O corpo de um homem de 62 anos permanece à espera de sepultamento há mais de um mês em uma vaga gratuita na cidade de Foz do Iguaçu, no Oeste do Paraná. Falecido no dia 10 de agosto, o corpo continua sob custódia da Polícia Científica devido à falta de espaço nos cemitérios públicos locais.
Situação crítica nos necrotérios Além deste caso, outros três corpos também aguardam sepultamento, mas estão retidos no Hospital Municipal Germano Lauck. Essa situação alarmante foi um dos fatores determinantes para que a Justiça exigisse providências imediatas da prefeitura municipal.

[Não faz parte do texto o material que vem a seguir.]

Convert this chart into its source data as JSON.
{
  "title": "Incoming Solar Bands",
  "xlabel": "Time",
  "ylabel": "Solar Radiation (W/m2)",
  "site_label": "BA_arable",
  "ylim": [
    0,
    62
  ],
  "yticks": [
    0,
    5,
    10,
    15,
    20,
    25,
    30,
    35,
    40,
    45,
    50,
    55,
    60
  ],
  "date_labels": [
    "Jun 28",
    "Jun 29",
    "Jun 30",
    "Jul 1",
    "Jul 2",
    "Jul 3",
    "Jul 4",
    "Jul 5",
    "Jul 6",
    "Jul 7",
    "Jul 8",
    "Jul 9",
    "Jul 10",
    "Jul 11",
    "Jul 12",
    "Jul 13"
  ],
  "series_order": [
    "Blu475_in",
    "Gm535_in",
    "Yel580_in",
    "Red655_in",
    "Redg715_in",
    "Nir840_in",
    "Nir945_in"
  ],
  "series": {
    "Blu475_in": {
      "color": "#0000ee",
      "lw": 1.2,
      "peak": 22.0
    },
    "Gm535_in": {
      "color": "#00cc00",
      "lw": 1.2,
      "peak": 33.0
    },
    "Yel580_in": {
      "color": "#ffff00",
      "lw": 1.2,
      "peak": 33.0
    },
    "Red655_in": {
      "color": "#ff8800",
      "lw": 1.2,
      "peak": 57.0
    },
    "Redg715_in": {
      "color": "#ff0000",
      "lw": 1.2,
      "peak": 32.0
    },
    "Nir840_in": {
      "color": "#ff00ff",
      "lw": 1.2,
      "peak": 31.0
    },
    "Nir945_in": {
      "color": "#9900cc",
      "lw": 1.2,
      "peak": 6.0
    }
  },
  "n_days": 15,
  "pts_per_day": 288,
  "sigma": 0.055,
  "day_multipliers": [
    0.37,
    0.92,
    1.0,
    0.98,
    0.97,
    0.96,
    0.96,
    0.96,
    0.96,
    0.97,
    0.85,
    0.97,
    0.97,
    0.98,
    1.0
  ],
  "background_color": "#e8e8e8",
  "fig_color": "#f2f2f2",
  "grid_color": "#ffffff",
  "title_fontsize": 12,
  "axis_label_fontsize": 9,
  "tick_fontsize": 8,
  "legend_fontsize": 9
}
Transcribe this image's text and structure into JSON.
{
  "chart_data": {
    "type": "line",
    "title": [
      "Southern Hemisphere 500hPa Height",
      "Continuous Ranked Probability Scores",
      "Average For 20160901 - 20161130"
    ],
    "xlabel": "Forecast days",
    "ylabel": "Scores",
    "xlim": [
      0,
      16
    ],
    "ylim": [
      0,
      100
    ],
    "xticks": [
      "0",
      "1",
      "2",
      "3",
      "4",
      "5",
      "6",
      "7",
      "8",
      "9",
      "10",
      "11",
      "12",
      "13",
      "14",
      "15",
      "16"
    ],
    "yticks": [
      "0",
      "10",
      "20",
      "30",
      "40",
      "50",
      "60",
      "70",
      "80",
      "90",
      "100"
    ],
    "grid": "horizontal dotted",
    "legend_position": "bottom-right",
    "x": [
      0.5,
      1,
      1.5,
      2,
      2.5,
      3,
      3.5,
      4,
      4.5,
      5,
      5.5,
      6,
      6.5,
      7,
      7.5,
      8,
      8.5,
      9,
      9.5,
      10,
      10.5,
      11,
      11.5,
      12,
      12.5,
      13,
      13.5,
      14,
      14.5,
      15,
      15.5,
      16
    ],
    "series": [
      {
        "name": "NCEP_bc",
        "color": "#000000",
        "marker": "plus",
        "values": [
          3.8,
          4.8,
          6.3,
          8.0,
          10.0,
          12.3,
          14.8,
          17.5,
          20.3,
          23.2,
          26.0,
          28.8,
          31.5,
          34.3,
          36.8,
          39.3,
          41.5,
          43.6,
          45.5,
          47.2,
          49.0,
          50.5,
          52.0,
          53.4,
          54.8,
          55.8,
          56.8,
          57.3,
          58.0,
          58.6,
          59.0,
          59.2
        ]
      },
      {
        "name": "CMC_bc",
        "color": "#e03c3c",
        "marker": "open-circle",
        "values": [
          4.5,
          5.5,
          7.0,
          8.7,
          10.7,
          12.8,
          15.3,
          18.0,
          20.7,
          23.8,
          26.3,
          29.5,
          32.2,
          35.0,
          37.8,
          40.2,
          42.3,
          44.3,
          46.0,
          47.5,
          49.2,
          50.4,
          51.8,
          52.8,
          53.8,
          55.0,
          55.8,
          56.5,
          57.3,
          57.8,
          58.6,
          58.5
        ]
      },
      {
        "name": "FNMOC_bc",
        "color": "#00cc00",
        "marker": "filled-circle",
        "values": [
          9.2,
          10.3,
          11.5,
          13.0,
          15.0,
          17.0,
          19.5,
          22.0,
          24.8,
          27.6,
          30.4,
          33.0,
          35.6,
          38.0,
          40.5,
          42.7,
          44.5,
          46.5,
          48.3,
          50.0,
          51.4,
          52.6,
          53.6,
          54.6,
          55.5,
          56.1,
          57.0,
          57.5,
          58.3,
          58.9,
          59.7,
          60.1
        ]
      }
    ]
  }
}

O município foi oficialmente intimado no dia 9 de setembro, recebendo um prazo improrrogável de cinco dias para entregar um planejamento de emergência.
Cronograma de novas vagas O documento enviado à Justiça estabelece a criação de 165 novas vagas de sepultamento em um período de 30 dias. A execução das obras ficará majoritariamente sob a responsabilidade da Camis, empresa concessionária que administra os cemitérios municipais.
As etapas de liberação de espaço foram divididas em prazos específicos:
Em até 5 dias: a remoção de 19 árvores mortas ou inadequadas no Cemitério Jardim São Paulo deve liberar espaço para 52 novas vagas em padrão jardim. A prefeitura afirma que haverá plantio compensatório de árvores nativas. Em até 7 dias: a construção de mais um andar no gavetário do Cemitério Três Lagoas deve abrir 5 novas vagas verticais. Em até 15 dias: o uso de uma área ociosa na ala islâmica do Jardim São Paulo deve permitir a criação de 20 jazigos. Em até 30 dias: uma obra de extensão lateral das gavetas no Três Lagoas deve trazer 88 novas vagas nesta primeira fase.
Além disso, o planejamento estipula a criação de um canal de comunicação direto entre a prefeitura, a Polícia Científica e o Serviço de Verificação de Óbitos (SVO), estabelecendo que qualquer corpo liberado seja enterrado em até 24 horas.
Conflito judicial e responsabilidades A crise nos cemitérios públicos é debatida na esfera judicial desde o mês de junho, período em que a concessionária acionou a prefeitura para relatar a escassez de jazigos gratuitos. Em 25 de agosto, a empresa alertou que o quadro havia se agravado e que havia corpos retidos em câmaras frias.
O juiz Rogério de Vidal Cunha, atuante no 3º Juizado Especial da Fazenda Pública de Foz do Iguaçu, classificou o cenário como agravamento do esgotamento dos espaços para sepultamentos e apontou risco sanitário — o que motivou a determinação do plano emergencial.
Em resposta, a administração municipal iniciou um processo administrativo contra a concessionária para apurar supostas falhas no cumprimento do contrato de concessão. Por sua vez, a empresa nega irregularidades e afirma que alertou o município diversas vezes sobre a falta de vagas, sem receber solução.
Tentativas anteriores de resolução, como a abertura de dez jazigos para exumação em julho no Cemitério Parque Nacional, tiveram eficácia reduzida, viabilizando apenas uma única vaga. Enquanto o plano estrutural de longo prazo — que promete mais de 9,5 mil novos jazigos — aguarda homologação da Justiça, a gestão e as cobranças seguem sob escrutínio judicial.